Mary Stockwell, Ph.D., revised by Zoie Horecny, Ph.D., 15 August 2025

 

Notes:

1.George Washington to William Crawford, 17 September 1767,” Founders Online, National Archives; “Memorandum to William Crawford, 24 November 1770,” Founders Online, National Archives.

2. "George Washington to William Irvine, 6 August 1782," George Washington Papers at the Library of Congress, 1741-1799: Series 4. General Correspondence. 1697-1799.

Bibliography:

Abbot, W.W. "George Washington, the West, and the Union." Indiana Magazine of History 84 (March 1988): 3-14.

Anderson, James H. "Colonel William Crawford," Ohio Archaeological and Historical Quarterly 6 (1898):1–34.

Butterfield, Consul Willshire.  An Historical Account of the Expedition against Sandusky under Col. William Crawford in 1782. Cincinnati: R. Clarke & Co., 1873

Butterfield, Consul Willshire. The Washington-Crawford Letters, Being the Correspondence Between George Washington and William Crawford, 1767to 1781, Concerning Western Lands. Cincinnati: R. Clarke & Co., 1877.
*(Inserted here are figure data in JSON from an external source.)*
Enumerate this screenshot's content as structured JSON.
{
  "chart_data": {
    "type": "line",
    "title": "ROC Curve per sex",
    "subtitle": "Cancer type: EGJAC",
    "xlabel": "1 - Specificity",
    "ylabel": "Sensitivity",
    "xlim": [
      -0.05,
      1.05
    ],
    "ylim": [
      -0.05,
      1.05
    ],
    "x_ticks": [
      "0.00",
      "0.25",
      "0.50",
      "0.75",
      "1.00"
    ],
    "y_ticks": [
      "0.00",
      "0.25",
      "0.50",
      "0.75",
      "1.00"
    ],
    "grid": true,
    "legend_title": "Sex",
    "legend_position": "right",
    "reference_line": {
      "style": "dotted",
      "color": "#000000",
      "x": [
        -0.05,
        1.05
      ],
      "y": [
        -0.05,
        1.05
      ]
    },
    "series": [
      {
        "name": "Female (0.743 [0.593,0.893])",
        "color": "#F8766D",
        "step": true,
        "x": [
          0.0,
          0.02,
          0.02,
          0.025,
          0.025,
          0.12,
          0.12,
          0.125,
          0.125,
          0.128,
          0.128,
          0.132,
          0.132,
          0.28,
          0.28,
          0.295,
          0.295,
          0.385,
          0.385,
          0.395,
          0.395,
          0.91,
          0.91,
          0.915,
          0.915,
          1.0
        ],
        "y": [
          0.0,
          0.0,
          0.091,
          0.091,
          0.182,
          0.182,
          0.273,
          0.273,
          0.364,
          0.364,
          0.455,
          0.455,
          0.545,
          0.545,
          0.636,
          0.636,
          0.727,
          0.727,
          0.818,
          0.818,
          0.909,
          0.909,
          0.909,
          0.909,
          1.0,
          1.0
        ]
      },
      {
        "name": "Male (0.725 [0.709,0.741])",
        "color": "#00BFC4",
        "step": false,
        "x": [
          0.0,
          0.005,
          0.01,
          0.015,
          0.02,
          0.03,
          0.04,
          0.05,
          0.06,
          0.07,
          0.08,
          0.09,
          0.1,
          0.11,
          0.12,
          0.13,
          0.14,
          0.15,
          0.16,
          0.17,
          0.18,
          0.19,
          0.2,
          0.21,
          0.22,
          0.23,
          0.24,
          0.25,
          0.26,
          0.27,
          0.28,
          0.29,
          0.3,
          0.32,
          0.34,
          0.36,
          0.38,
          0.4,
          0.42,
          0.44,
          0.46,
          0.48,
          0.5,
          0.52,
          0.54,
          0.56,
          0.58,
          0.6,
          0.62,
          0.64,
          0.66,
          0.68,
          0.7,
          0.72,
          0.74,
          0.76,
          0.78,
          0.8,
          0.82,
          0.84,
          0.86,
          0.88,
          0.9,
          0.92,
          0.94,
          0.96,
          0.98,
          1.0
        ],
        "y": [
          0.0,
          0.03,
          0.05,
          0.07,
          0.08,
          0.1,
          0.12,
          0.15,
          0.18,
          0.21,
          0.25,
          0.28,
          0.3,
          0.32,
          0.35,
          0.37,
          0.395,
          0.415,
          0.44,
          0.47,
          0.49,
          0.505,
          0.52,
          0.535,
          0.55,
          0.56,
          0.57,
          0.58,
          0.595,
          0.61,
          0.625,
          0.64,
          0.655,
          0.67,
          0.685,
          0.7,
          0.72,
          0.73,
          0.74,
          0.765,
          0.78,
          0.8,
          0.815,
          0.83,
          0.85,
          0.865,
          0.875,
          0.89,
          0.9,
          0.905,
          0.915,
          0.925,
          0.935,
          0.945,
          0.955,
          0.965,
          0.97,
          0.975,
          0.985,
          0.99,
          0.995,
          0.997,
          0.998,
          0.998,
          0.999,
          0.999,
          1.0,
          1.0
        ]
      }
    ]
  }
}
Cleland, Hugh. George Washington in the Ohio Valley. University of Pittsburgh Press, 1955.

Cook, Roy Bird. Washington’s Western Lands. Strasburg, Va.: Shenandoah Publishing House, Inc., 1930.

Hall, Edward Hagaman. "Roll of Members." The Sons of the American Revolution: New York State Society, 1893-94. New York: Republic, 1894. 82. Print.

Scholl, A. W. The Brothers Crawford: Colonel William, 1722-1782 and Valentine Jr., 1724-1777. Vol. 1. Bowie, Md.: Heritage, 1995. Print.